We will never really know its performance unless ported and use on beta2.

still not working… But I have an old nvidia 660, maybe that’s the issue?

try ./eqcuda -n 1000 -r 100. This should produce 188 solutions.

it “produces” them instantly… which commit are you using? I’m on 3cc4e5ae30343fd7d.

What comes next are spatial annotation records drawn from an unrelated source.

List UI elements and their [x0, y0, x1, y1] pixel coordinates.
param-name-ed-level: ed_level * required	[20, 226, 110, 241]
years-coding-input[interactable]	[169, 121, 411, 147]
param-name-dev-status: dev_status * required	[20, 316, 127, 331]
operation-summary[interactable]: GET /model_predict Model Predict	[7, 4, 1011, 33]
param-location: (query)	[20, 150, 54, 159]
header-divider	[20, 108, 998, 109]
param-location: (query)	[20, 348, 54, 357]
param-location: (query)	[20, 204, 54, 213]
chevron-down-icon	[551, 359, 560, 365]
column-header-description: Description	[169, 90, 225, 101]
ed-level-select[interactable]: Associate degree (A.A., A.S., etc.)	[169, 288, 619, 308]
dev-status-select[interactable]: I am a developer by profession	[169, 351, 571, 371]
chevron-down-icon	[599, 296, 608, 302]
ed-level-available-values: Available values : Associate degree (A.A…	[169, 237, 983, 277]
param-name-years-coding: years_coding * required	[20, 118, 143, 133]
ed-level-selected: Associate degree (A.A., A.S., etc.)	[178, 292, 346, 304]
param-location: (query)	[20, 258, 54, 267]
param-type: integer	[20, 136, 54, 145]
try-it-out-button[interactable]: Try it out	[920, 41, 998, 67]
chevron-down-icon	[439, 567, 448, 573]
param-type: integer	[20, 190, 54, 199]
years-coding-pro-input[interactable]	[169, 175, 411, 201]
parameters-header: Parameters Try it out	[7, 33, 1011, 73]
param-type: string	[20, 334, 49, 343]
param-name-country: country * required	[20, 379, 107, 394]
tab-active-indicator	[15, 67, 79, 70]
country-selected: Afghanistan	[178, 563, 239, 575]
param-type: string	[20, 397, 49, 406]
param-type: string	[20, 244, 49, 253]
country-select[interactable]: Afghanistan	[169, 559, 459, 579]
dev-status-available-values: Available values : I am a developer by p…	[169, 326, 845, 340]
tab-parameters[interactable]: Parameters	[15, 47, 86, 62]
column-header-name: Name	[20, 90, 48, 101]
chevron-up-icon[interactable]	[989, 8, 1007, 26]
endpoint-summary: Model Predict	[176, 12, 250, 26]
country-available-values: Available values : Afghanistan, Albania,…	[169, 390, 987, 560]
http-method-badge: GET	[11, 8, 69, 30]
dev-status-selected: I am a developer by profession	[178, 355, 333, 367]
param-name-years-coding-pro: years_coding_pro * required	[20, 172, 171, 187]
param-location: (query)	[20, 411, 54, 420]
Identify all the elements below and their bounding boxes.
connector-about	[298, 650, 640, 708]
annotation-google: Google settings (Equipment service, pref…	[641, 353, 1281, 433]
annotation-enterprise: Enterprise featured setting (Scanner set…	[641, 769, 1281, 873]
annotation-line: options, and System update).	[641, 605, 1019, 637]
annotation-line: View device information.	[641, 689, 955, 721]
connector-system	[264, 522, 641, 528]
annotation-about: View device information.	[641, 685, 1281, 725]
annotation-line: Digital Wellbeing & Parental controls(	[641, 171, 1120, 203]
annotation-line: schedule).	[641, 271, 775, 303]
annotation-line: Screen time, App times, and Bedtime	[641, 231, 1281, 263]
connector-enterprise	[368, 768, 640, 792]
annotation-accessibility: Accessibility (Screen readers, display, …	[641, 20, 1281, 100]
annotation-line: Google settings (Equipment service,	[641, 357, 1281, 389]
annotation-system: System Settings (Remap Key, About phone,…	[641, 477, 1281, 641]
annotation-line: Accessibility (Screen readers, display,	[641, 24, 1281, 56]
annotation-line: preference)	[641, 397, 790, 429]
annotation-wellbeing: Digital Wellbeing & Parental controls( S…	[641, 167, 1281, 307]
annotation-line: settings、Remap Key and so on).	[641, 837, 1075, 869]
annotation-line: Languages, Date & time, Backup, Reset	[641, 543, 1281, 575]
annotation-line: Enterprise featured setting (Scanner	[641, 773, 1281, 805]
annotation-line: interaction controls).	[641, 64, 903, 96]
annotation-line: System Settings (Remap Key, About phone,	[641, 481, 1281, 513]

I (finally) tried changing the number of buckets used in my solver, and seem to get more than 50% speedup with 2^12 buckets instead of the former 2^16. Still cleaning up the code; should be committed soon…

And done…

Next on to-do list: port recent improvements over to CUDA…

7 Likes

Here are the updated benchmarks


and the table

+--------+-----------+-----------+----------+----------+----------+---------+
|   n    | e1_nat_MP | f1_nat_MP | f_nat_MT | e_nat_MT | f1_VM_MP | f_VM_MT |
+--------+-----------+-----------+----------+----------+----------+---------+
|   1.00 |     2.99  |     2.51  |    1.98  |    1.71  |    1.39  |    1.06 |
|   2.00 |     5.77  |     4.63  |    3.73  |    3.22  |    2.48  |    2.04 |
|   3.00 |     8.25  |     6.41  |    5.24  |    4.53  |    3.48  |    2.89 |
|   4.00 |    10.11  |     7.76  |    6.21  |    5.32  |    4.27  |    3.63 |
|   5.00 |    10.04  |     7.77  |    6.24  |    5.13  |     nan  |     nan |
|   6.00 |    10.62  |     8.05  |    7.19  |    5.77  |     nan  |     nan |
|   7.00 |    10.83  |     8.30  |    8.01  |    6.22  |     nan  |     nan |
|   8.00 |    10.76  |     8.45  |    8.27  |    6.35  |     nan  |     nan |
+--------+-----------+-----------+----------+----------+----------+---------+

The latest solver is e1_nat_MP, the others and the test machine have been described a few posts back.

2 Likes

I benched my code with callgrind and it shows 33% of time being spent on blake2b hash computations. wish i could just plug in xenoncat’s asm optimized code for that:-)

3 Likes

Its really great news gentlemen. Mr. Tromp if I understand correctly your solver utilizes CUDA subsystems of NVidia cards?

If anybody has modern nVidia GPU cards could You please share your results in sol/s using current tromp’s solver?

Yop Im also intrested. If someone could share binary/or tell me how I can test that…, I could provide speedtest on my own GTX780.